Kein DonauweibchenArtistin

Musikarbeiter unterwegs ... mit Eva Maria Marold zum Hafen Wien

Im neuen Singspiel von Ernst Molden – «Hafen Wien» – brilliert Eva Maria Marold als «Hilde» im Theater Rabenhof, parallel erscheint eine CD unter eigenem Namen.

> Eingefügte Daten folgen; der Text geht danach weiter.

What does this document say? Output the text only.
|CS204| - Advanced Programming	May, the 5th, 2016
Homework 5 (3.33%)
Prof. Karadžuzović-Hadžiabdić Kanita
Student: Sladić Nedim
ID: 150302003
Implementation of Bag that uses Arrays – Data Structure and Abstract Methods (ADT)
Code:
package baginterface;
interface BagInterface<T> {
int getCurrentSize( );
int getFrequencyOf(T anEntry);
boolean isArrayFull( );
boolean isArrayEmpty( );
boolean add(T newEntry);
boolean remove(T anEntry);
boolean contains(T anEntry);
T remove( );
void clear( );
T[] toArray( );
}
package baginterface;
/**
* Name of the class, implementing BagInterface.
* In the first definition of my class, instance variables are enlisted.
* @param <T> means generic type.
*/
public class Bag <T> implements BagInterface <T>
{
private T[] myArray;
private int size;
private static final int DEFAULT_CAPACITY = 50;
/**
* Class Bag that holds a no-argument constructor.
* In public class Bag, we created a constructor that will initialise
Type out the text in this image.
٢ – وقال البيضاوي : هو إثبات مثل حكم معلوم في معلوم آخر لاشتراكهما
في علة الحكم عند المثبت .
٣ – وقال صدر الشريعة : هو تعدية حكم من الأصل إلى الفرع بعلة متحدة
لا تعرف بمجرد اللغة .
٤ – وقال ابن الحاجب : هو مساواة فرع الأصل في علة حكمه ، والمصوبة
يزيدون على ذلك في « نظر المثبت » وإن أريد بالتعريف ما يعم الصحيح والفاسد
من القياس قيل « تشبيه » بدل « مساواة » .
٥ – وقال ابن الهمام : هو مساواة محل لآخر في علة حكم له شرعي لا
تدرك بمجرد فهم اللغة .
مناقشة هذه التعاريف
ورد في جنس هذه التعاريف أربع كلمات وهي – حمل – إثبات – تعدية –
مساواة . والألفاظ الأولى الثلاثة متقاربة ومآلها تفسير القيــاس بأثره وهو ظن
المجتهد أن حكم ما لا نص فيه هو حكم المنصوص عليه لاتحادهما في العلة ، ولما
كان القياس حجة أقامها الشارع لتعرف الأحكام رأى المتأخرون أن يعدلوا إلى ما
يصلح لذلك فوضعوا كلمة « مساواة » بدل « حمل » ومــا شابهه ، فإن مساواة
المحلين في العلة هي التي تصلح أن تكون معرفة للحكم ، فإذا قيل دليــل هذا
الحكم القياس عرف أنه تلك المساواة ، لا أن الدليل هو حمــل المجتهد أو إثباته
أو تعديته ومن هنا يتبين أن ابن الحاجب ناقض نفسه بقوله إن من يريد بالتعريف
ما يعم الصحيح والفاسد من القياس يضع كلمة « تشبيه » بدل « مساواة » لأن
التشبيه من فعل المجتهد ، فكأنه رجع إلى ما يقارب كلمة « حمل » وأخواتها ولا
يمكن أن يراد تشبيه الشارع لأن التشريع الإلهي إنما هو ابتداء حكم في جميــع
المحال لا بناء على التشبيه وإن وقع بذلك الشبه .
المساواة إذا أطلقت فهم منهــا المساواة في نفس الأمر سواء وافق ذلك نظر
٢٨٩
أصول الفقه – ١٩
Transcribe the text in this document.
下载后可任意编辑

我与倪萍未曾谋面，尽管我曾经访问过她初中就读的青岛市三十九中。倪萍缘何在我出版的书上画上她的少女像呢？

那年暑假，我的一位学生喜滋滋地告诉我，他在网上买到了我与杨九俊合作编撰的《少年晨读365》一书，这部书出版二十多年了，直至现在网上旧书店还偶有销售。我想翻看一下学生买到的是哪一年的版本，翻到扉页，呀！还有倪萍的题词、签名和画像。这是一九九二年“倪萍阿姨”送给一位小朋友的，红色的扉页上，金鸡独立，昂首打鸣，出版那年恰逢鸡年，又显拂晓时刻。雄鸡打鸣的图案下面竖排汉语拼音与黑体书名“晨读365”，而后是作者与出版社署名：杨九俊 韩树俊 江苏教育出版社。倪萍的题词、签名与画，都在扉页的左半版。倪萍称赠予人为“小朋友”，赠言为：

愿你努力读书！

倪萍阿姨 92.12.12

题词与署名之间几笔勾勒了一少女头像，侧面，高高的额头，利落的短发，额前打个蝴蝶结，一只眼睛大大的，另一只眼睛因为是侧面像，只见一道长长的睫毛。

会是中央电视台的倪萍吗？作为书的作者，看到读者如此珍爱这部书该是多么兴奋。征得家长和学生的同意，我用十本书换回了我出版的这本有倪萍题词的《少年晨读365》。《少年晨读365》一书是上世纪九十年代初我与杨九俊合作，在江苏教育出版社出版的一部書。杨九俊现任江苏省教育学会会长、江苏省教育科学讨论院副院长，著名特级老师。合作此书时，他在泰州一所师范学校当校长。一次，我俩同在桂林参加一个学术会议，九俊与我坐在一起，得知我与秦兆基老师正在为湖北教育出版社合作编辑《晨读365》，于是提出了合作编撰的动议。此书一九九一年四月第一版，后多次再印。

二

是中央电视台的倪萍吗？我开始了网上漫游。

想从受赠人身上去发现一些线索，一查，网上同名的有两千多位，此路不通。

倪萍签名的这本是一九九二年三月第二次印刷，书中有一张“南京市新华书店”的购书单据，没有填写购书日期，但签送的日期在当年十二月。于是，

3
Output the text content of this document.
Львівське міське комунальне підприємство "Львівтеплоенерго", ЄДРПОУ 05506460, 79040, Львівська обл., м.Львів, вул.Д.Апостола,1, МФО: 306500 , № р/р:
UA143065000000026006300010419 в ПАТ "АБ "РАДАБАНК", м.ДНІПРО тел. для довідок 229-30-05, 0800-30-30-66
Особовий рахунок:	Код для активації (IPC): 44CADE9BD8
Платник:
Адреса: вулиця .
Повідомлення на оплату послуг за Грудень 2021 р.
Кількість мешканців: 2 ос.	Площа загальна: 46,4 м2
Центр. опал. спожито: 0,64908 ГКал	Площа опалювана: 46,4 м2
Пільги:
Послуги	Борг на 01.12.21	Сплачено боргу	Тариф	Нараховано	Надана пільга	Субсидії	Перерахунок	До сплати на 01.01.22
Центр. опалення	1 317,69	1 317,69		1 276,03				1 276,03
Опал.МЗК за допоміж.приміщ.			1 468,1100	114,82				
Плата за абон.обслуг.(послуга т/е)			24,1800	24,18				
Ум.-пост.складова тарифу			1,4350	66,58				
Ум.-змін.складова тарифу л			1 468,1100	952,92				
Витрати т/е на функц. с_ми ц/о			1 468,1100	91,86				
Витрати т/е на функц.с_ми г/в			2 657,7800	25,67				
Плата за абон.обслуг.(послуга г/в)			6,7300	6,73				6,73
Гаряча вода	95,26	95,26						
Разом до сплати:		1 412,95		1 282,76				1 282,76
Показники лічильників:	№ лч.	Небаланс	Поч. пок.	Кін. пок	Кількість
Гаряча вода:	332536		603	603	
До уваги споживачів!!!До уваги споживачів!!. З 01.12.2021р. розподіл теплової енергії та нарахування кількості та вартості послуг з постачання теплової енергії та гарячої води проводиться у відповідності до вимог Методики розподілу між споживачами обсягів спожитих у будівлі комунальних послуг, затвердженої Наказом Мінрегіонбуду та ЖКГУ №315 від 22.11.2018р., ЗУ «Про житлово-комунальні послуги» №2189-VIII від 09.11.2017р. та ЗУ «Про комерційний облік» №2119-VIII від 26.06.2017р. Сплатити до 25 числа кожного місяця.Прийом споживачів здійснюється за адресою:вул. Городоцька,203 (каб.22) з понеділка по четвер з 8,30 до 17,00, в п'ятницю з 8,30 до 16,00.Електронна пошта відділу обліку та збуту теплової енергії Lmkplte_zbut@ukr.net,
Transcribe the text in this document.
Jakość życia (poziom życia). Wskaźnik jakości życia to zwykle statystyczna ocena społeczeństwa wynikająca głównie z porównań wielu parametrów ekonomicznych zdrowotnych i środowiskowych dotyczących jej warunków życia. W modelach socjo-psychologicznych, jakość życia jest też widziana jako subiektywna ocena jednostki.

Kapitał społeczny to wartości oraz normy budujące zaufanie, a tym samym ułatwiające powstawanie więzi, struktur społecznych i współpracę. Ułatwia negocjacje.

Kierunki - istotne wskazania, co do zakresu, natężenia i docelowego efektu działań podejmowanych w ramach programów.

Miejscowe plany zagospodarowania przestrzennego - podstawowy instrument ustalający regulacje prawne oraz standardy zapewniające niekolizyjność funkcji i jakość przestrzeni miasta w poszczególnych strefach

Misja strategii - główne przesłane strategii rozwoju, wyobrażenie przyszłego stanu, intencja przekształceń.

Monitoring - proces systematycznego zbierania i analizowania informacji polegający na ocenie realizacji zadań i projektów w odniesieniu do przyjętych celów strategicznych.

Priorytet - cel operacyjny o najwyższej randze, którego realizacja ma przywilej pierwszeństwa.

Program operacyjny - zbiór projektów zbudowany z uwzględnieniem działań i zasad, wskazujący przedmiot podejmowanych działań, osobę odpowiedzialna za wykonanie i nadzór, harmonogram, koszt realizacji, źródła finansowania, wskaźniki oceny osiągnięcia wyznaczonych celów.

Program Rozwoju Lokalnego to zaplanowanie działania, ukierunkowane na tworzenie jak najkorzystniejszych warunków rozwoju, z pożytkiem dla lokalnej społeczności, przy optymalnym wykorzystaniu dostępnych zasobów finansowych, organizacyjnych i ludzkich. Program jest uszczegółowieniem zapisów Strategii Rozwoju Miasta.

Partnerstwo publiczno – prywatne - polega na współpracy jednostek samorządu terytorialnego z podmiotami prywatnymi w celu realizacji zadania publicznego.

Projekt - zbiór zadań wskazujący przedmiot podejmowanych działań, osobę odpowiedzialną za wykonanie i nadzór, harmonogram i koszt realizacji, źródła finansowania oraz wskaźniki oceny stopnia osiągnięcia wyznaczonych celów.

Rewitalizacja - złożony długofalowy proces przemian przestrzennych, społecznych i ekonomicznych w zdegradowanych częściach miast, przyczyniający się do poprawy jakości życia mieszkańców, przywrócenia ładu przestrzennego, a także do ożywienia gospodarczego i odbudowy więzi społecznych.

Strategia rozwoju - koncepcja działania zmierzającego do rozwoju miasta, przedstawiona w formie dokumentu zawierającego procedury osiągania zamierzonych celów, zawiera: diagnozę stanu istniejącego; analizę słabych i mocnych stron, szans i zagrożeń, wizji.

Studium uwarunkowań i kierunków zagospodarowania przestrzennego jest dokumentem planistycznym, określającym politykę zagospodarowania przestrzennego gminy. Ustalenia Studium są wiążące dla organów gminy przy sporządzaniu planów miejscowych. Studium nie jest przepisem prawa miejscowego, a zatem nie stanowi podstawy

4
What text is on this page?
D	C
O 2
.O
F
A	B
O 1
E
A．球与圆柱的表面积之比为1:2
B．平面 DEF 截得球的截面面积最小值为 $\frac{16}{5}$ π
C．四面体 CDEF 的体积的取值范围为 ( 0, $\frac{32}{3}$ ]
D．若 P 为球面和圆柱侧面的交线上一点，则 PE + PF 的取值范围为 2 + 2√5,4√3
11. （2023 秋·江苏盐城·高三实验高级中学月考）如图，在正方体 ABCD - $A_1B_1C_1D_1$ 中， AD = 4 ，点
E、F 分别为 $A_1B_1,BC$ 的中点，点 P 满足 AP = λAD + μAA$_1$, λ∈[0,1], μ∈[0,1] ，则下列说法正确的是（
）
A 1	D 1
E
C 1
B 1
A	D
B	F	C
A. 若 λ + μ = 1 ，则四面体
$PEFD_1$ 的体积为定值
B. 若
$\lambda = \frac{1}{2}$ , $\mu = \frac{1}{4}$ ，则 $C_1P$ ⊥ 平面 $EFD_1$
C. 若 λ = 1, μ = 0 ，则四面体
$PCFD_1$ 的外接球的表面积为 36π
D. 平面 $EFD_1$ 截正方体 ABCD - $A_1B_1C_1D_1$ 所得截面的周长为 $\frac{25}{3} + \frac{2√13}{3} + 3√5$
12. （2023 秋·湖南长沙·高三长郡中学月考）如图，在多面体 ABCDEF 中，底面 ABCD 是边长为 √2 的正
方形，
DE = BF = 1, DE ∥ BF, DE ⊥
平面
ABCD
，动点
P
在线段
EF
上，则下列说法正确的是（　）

Keine Kollegenschelte, aber was über die Premiere von «Hafen Wien» an nettgemeintem Jubeljournalismus allgemein zu lesen war, habe ich persönlich so im Holzsessel im Theater im Gemeindebau nicht gesehen. Dabei gebrach es mir gewiss nicht am großen, entschlossenen Willen zur Begeisterung, sind mir doch die Musiker_innen, die dem Stück in der Regie von Hausherr Thomas Gratzer den Ton angeben, allesamt nah und teuer, vom Autor ganz zu schweigen. Aber da hat noch einiges gewackelt und gezwickt, war die Band noch nicht komplett bereit, die Musik gehen zu lassen, und war das Timing des Ensembles – Michou Friesz, Heribert Sasse, Markus Kofler und Gerald Votava – nicht so tight und ausformuliert, wie es hätte sein können. Gerade dieses Operieren am (noch) offenen Herzen des «Singspiels von den Toten» aber machte die Premiere zu einem sehr lebendigen, schau- und hörintensiven Genuss mit Nachwirkung. Schlicht umwerfend Eva Maria Marold als Würstelfrau mit Parallelexistenz als Domina. Das strenge Telefonat mit einem Klienten ist Autor Molden ganz besonders geglückt, einst widmete dieser schließlich den professionellen herrischen Damen eine klischeefreie Extended Reportage (in Buchform als «Traumfrauen» mit Fotos von Hannes Urban erschienenen). Schließlich erlöst – das Donauweibchen irgendwer? – Hilde den Städteplaner, der städtebaulichen Unfrieden über das entrische Gebiet um den Friedhof der Namenlosen bringen möchte samt seinen unseligen Plänen im Wasser, davor singt sie ein großartiges Lied über «des Feichte».

 

In einem unweit vom Rabenhof gelegenen Pub, das nicht schlecht in das zwischenweltige Stück passen würde, erzählt Marold, Jahrgang 1968, im Extrastüberl von ihrer Ausbildung. Klassischer Gesang und «musikalisches Unterhaltungstheater» am Konservatorium der Stadt Wien. Letzteres ein wirklich schöner Begriff und nicht die schlechteste Definition dafür, was «Hafen Wien» eigentlich ist. Unterhaltung ist dabei generell der rote Faden, der sich durch die Arbeit der Künstlerin zieht. Durch TV-Auftritte – «Was gibt es Neues?» oder «Dancing Stars» – weithin bekannt, ist Eva Maria Marold seit 2004 freiberuflich unterwegs. Theater, Fernsehen, Solo-Programme (zuletzt/aktuell «Working Mom»). Die Mutter zweier Kinder, die deren und ihre eigene Privatsphäre zu behüten versteht, verwaltet die eigene Karriere selbst und hat gelernt, ob eines noch recht überschaubaren Terminkalenders für das Jahr 2014 im Herbst 2013 eben nicht in Panik zu verfallen. «Mir wird schnö fad», begründet sie die Entscheidung gegen ein geregelteres Leben als fixes Ensemble-Mitglied und rekapituliert, wie sie immer wieder «in Sachen einirutscht». Am Anfang der Rolle in «Hafen Wien» stand ein Anruf von Thomas Gratzer: «Hast Zeit, wir haben da was.»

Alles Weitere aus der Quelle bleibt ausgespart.